Adam le entregó su tarjeta.

– Quisiera hablar con lord Wesley o con su hermana, por favor. Con los dos, si es posible.

– Me temo que será imposible, señor Straton, ya que han partido esta misma mañana para pasar el día en Londres.

– Entiendo. ¿Tiene idea de cuándo piensan regresar?

– No. Sin embargo, dado que el conde ha de casarse mañana a las diez, yo diría que regresarán antes de esa hora.

– Eh… sí, por supuesto. ¿Conoce usted el motivo de su viaje?

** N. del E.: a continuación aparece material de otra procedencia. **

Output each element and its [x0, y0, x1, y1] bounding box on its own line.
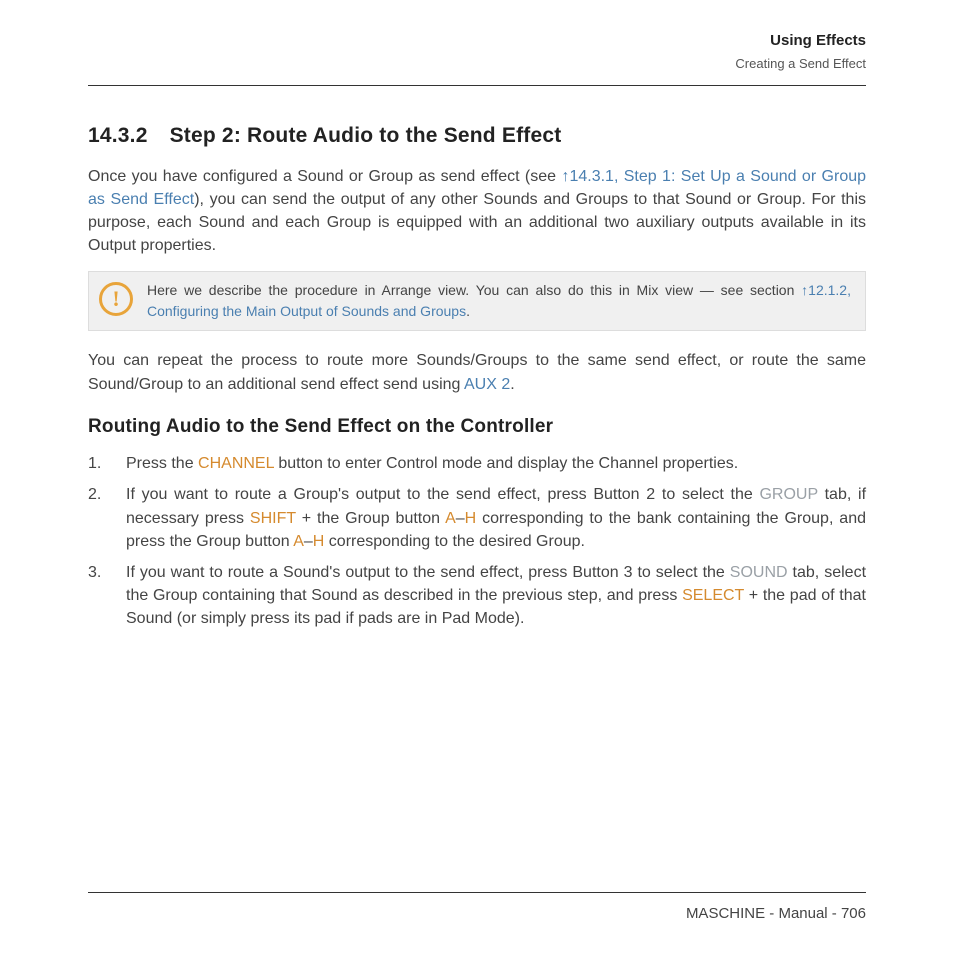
warning-icon: !: [99, 282, 133, 316]
keyword-sound-tab: SOUND: [730, 564, 788, 581]
page-header: Using Effects Creating a Send Effect: [88, 30, 866, 86]
footer-text: MASCHINE - Manual - 706: [686, 905, 866, 922]
keyword-shift: SHIFT: [250, 510, 296, 527]
keyword-a-2: A: [293, 533, 304, 550]
xref-link-aux2[interactable]: AUX 2: [464, 376, 510, 393]
keyword-channel: CHANNEL: [198, 455, 274, 472]
callout-text: Here we describe the procedure in Arrang…: [147, 280, 851, 322]
steps-list: Press the CHANNEL button to enter Contro…: [88, 452, 866, 630]
section-heading: 14.3.2 Step 2: Route Audio to the Send Ef…: [88, 121, 866, 150]
main-content: 14.3.2 Step 2: Route Audio to the Send Ef…: [88, 86, 866, 630]
subsection-heading: Routing Audio to the Send Effect on the …: [88, 414, 866, 441]
header-section: Creating a Send Effect: [88, 55, 866, 73]
section-title-text: Step 2: Route Audio to the Send Effect: [170, 124, 562, 147]
callout-icon-wrap: !: [99, 280, 133, 316]
paragraph-intro: Once you have configured a Sound or Grou…: [88, 165, 866, 258]
info-callout: ! Here we describe the procedure in Arra…: [88, 271, 866, 331]
step-1: Press the CHANNEL button to enter Contro…: [88, 452, 866, 475]
keyword-h-1: H: [465, 510, 477, 527]
step-2: If you want to route a Group's output to…: [88, 483, 866, 553]
keyword-select: SELECT: [682, 587, 744, 604]
keyword-h-2: H: [313, 533, 325, 550]
keyword-group-tab: GROUP: [759, 486, 817, 503]
paragraph-repeat: You can repeat the process to route more…: [88, 349, 866, 395]
step-3: If you want to route a Sound's output to…: [88, 561, 866, 631]
page-footer: MASCHINE - Manual - 706: [88, 892, 866, 924]
page-content: Using Effects Creating a Send Effect 14.…: [0, 0, 954, 954]
section-number: 14.3.2: [88, 121, 148, 150]
header-chapter: Using Effects: [88, 30, 866, 51]
keyword-a-1: A: [445, 510, 456, 527]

El mayordomo hizo una mueca reprobatoria ante aquella pregunta.

– Su señoría no suele dar explicaciones de sus idas y venidas a la servidumbre.

Dicho de otro modo, el sirviente no lo sabía. O no quería decirlo. Adam le entregó ramo de rosas diciendo:

– He traído estas flores para lady Darvin. Para contribuír a animarla.

El severo semblante del mayordomo se relajó por un momento al coger las rosas.

– Muy atento de su parte, señor. Me encargaré de que las reciba.

– Gracias, señor…

– Eversley, señor

– Dígame, Eversley ¿ha visto a Arthur Timstone por ahí? No estaba en las caballerizas y me gustaría hablar un momento con él.

– Si no se encuentra en las caballerizas, lo más probable es que esté comiendo en la cocina. ¿Quiere que vaya a buscarlo?

– ¿Suele regresar a las cuadras después del desayuno?

– Sí, señor

– En ese caso, no lo moleste. Volveré a los establos y le aguardaré allí.